In questa accezione romantica Aristofane fa il suo ingresso con una rivisitazione della sua ultima commedia Pluto, riletta e interpretata sotto la regia di Vito Cesaro e che ha visto la partecipazione di Danny Mendez, Mario Zannino, Claudio Lardo, Rita Citro, Edoardo Di Lorenzo e Antonio Magliaro.
La scena si è aperta subito dopo la presentazione di Maria teresa D’Agostino che ha accolto il pubblico e dato il benvenuto agli attori sul palcoscenico.
Una commedia moderna, che seppur in uno scenario greco-napoletano ornato di battute e humor meridionale, ha saputo soddisfare il pubblico, il quale ha gradito il riadattamento della commedia greca. L’intento di Cesaro è stato infatti quello di consegnare la tradizionale morale dell’opera originale: la necessità e il lavoro come motore della vita.

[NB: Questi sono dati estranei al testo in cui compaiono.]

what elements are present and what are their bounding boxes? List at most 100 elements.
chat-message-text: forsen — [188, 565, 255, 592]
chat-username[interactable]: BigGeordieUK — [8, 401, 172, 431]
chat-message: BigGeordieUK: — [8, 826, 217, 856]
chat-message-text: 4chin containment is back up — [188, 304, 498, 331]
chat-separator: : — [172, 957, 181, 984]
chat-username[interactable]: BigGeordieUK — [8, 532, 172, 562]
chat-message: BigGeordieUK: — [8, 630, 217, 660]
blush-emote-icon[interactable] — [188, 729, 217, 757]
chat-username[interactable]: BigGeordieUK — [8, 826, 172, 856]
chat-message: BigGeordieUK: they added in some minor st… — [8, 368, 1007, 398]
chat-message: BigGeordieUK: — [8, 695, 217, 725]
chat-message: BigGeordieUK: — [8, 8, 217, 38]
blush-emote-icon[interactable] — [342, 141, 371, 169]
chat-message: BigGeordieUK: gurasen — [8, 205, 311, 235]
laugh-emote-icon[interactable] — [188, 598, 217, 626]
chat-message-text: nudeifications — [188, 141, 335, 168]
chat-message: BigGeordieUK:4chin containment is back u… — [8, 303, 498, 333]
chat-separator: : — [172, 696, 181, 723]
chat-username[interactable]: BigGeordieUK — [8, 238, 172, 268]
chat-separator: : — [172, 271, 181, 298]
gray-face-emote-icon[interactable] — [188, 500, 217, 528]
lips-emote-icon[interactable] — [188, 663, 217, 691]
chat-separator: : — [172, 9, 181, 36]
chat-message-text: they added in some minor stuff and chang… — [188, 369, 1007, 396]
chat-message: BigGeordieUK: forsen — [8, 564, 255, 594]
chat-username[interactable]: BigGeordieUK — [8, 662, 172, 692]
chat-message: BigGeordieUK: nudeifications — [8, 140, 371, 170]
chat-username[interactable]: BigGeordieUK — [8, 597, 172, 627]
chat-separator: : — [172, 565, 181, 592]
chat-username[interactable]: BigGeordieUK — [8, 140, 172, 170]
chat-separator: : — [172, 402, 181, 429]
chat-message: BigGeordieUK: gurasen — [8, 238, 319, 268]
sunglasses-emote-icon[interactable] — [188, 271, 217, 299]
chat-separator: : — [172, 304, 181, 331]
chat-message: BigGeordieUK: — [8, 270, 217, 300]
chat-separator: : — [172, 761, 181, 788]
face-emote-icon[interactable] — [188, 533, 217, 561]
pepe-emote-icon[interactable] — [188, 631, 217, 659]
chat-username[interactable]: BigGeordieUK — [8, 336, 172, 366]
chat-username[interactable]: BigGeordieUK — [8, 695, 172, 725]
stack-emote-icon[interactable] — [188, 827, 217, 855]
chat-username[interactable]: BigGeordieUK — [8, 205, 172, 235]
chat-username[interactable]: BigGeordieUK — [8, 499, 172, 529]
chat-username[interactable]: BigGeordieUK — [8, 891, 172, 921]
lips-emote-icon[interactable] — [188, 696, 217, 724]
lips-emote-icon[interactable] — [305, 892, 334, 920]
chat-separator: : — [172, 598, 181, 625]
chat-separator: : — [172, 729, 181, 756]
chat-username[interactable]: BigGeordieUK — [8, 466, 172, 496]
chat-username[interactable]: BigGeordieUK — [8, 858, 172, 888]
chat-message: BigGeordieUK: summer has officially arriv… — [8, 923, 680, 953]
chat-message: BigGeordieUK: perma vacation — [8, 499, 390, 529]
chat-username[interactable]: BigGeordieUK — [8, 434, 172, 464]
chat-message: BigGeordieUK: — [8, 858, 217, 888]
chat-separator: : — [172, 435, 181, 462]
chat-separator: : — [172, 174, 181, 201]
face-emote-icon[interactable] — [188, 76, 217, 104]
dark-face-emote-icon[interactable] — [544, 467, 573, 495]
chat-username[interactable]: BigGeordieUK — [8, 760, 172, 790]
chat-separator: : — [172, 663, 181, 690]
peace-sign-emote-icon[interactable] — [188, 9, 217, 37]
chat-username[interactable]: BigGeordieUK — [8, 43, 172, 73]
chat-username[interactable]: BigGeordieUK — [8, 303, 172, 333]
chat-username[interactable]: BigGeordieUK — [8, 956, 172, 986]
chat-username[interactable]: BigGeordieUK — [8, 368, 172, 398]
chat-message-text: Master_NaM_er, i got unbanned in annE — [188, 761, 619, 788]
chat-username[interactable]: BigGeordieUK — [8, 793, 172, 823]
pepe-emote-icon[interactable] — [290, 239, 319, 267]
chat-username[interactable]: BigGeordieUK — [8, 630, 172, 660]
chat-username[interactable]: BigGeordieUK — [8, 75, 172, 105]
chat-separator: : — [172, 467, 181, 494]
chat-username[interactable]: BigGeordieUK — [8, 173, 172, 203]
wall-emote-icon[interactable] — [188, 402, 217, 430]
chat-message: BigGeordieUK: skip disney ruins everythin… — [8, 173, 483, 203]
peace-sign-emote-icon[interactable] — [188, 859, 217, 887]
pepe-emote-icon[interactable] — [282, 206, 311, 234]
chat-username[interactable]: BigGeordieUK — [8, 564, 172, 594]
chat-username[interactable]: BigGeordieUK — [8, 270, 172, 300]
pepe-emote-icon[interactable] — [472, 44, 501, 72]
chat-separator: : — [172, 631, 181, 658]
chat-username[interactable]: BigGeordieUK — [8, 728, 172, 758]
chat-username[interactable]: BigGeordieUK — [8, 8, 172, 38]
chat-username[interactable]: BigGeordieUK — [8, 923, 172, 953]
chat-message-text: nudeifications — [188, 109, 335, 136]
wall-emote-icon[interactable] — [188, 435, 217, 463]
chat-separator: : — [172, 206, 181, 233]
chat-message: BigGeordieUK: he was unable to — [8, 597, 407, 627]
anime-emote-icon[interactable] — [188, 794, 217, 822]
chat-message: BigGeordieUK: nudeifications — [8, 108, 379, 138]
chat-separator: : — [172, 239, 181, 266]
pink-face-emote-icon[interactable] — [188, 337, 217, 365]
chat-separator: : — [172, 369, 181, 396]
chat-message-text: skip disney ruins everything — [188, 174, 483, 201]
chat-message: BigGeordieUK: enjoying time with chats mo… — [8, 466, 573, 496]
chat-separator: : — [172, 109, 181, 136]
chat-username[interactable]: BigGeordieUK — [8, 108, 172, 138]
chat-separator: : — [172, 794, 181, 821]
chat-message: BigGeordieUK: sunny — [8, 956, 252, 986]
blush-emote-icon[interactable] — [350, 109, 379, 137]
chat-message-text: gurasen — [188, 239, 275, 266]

La trama dell’opera originale infatti vede un anziano cittadino ateniese, il povero ma onesto Cremilo che insieme al suo servo Carione si reca a Delfi per chiedere la sorte del figlio al dio Apollo, avendo notato che nel mondo la ricchezza non premia gli onesti. E così su indicazione dell’oracolo prende in casa sua un povero straccione, il primo uomo incontrato fuori dal tempio e che si rivelerà essere Pluto, il dio della ricchezza, cieco. Cremilo dunque si convince che la disuguaglianza economica sia causata proprio dalla cecità del dio e si offre per ridargli la vista. Da qui l’intervento di Penìa (Povertà) che cerca di persuadere Cremilo dal suo intento risulta inutile: infatti non solo i meritevoli, ma tutti quanti i cittadini diventano ricchi. Tuttavia il nuovo stato di cose si rivela foriero di sorprese e controproducente per molti: un sicofante, per esempio, va in rovina poiché non ha più gente da denunciare, una vecchia non trova più giovani disposti a soddisfarla a pagamento, lo stesso Zeus si lamenta perché gli uomini non hanno più bisogno di fare offerte agli dèi; ma quello messo peggio di tutti è Hermes, dio dei mercanti e dei ladri, che deve addirittura cercarsi un nuovo lavoro.
In questo caos di ricchezze Vito Cesaro si inserisce con battute divertenti in un intrattenimento leggero e piacevole continuando a rimanere saldo al filone aristofaneo del contrasto tra ricchezza e povertà. Una critica alla società moderna, ad un mondo che vede il suo unico popolo diviso in tanti popoli, sviluppati e sottosviluppati e che a loro volta vedono un’ulteriore suddivisione interna tra le classi sociali in un susseguirsi generazionale di ricchi e poveri. La simpatia e la satira celano infatti una riflessione profonda che la Grecia, Antica, tramanda di secolo in secolo: la suddivisione di classe, la necessità di trovare soluzioni alla globalizzazione causa di ancor maggiori divisioni sociali, l’assenza di meritocrazia in contrasto con baronaggio e clientelismo.
In fondo la società moderna deve molto all’Antica Grecia, non solo le virtù, ma anche e soprattutto i vizi.